Aujourd'hui était un nouveau jour. Il étira son corps maigre et sinueux face à l'aube naissante, ses yeux verts captèrent la lumière, ses cheveux châtains prirent des reflets blonds et les plumes sur ses bras, parurent auburn. Chaque lever de soleil lui rappelait qu'il n'était toujours pas mort, et une aigreur de la vie le faisait grimacer.
Il venait de traverser la ville encore endormie de Tapèkh, sans même faire une halte à l'auberge de La louve noire, la seule encore debout.
, autrefois le carrefour de toutes les marchandises du pays, n'était plus que l'ombre d'elle-même, et les commerces, vidés de toute vie, semblaient se recroqueviller sur eux-mêmes. Elle était à présent la plaque tournante de marchés obscurs et lieux de rencontre sous la bannière d'Isâârd.
La terreur s'était abattue depuis bientôt douze ans sur les villages, car le dieu Isâârd avait de nouveau choisi un hôte, afin de faire émerger sa religion, celle du chaos et de l'incertitude. Les isârois fêtaient ce retour sur Ortilâ avec de grands feux de joie et des festivités pendant plus d'un mois. Célébrations qui reposaient sur un cimetière d'iéoniens, les adorateurs de la déesse de la paix et de l'harmonie, Iéonïsse.
Tory serra les dents à cette seule pensée, ravalant sa haine et son dégoût pour ces parias. Par égoïsme de leur culte de déments, ils piétinaient plusieurs décennies de paix et s'en réjouissaient. Ils n'avaient aucune pitié et n'allaient pas s'arrêter pour quelques prières, non. Ils préféraient martyriser jusqu'au bout les athées et les iéoniens.
Tory était jeune, mais il semblait avoir déjà vécu une vie. Avec les années, il avait amassé suffisamment de colère, et cette aigreur du chaos qui s'était abattue sur leur monde, lui donnait la rage de vivre pour renverser cette tendance et venger les innocents sacrifiés pour la gloire du dieu du chaos.
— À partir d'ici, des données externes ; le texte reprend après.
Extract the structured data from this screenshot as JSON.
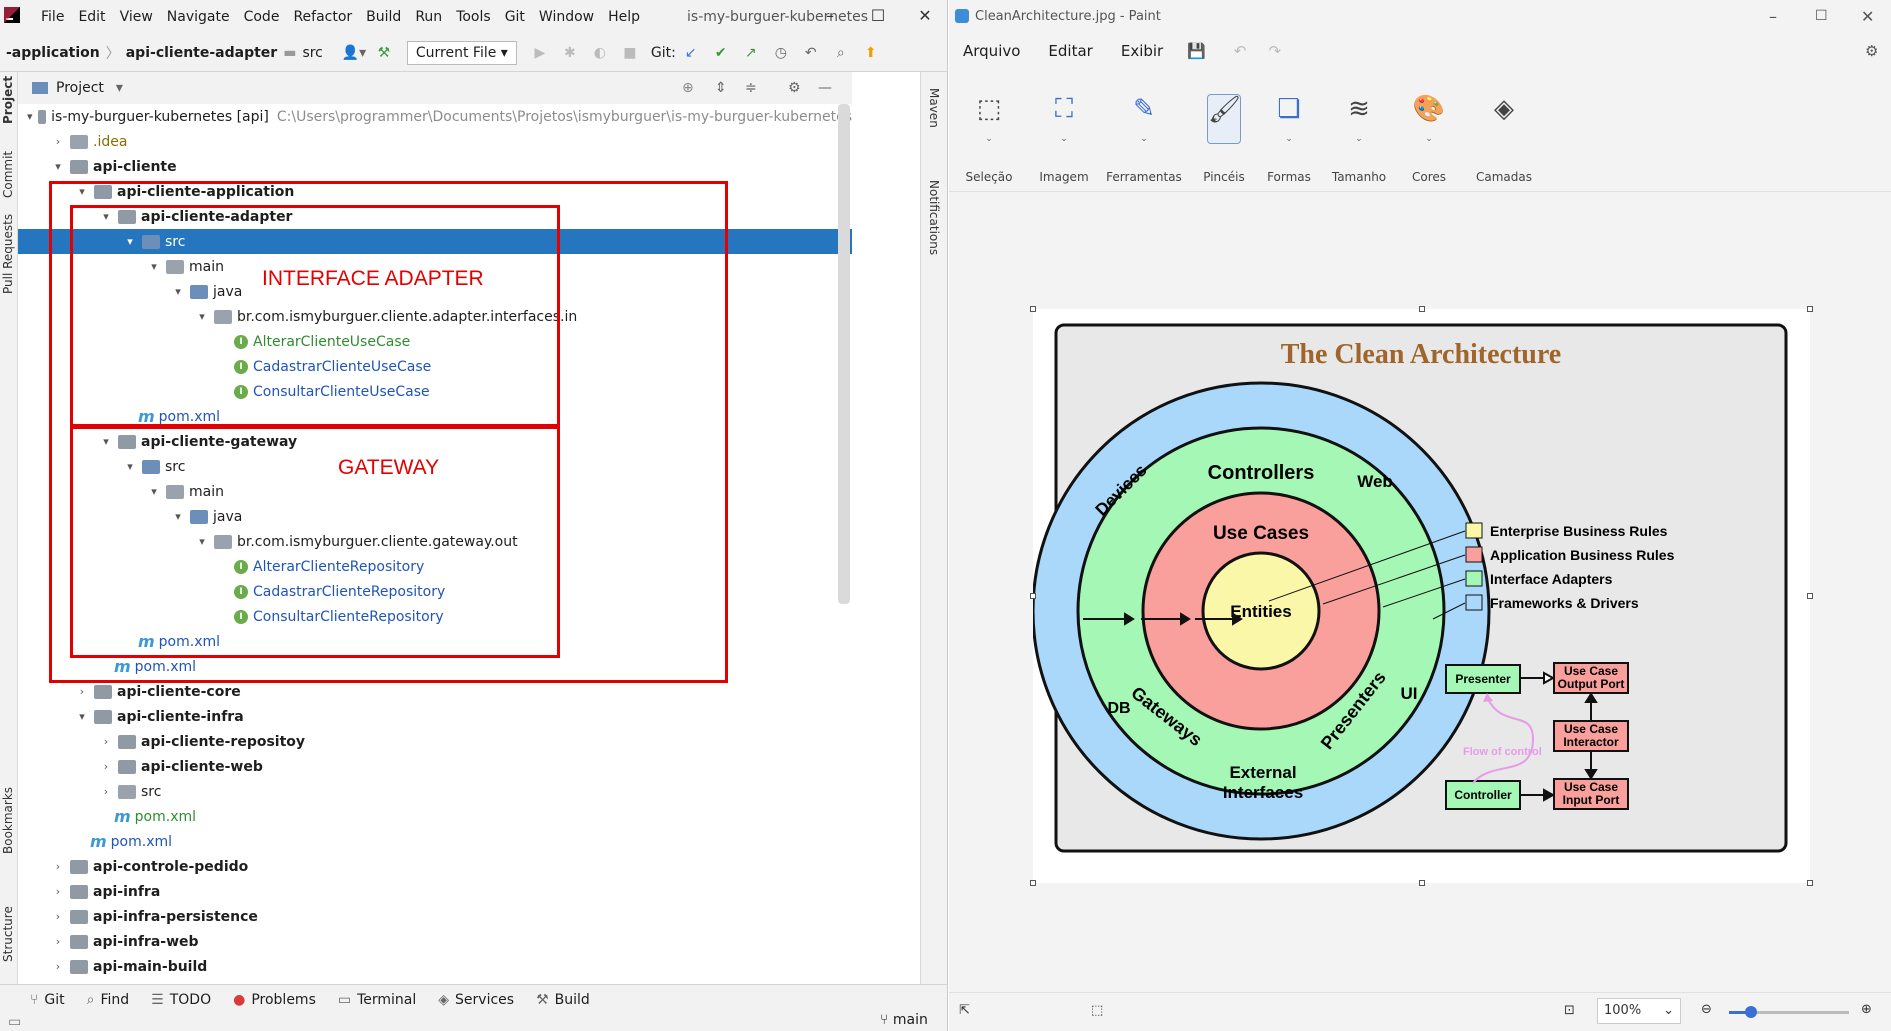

Perdu dans ses sombres pensées, il ne s'était pas rendu compte qu'il venait de pénétrer dans une bourgade. Ou plutôt son fantôme. Il ne se souvenait plus du nom de ce qui restait de ruines et de plâtre. La nature avait repris ses droits, çà et là, des touffes d'herbe avaient jailli des interstices et des dénivelés, laissés par la bataille. Cette battue, plus qu'une bataille, s'était levée onze ans en arrière, et avait rendu esclaves et tué des centaines d'iéoniens, dont son propre père.
Il enferma les serres qui remplaçaient ses ongles dans ses poings, les enfonçant dans ses paumes. Une paisible mousse formait un tapis verdoyant et moelleux, comme une large éponge qui aurait absorbé et caché le sang qui s'y était répandu.
Le garçon ferma ses yeux malachite et se recueillit pendant une minute, en hommage aux morts.
Il ne sentit la présence d'aucune âme sur les lieux.
Il reprit alors son repas et ses armes, et continua son chemin.
Une fois arrivé au refuge de pierre, véritable bulle de plâtre pas plus haute qu'un homme, il déposa son arc et son carquois, puis prit une petite marmite en fonte et s'affaira autour de son repas.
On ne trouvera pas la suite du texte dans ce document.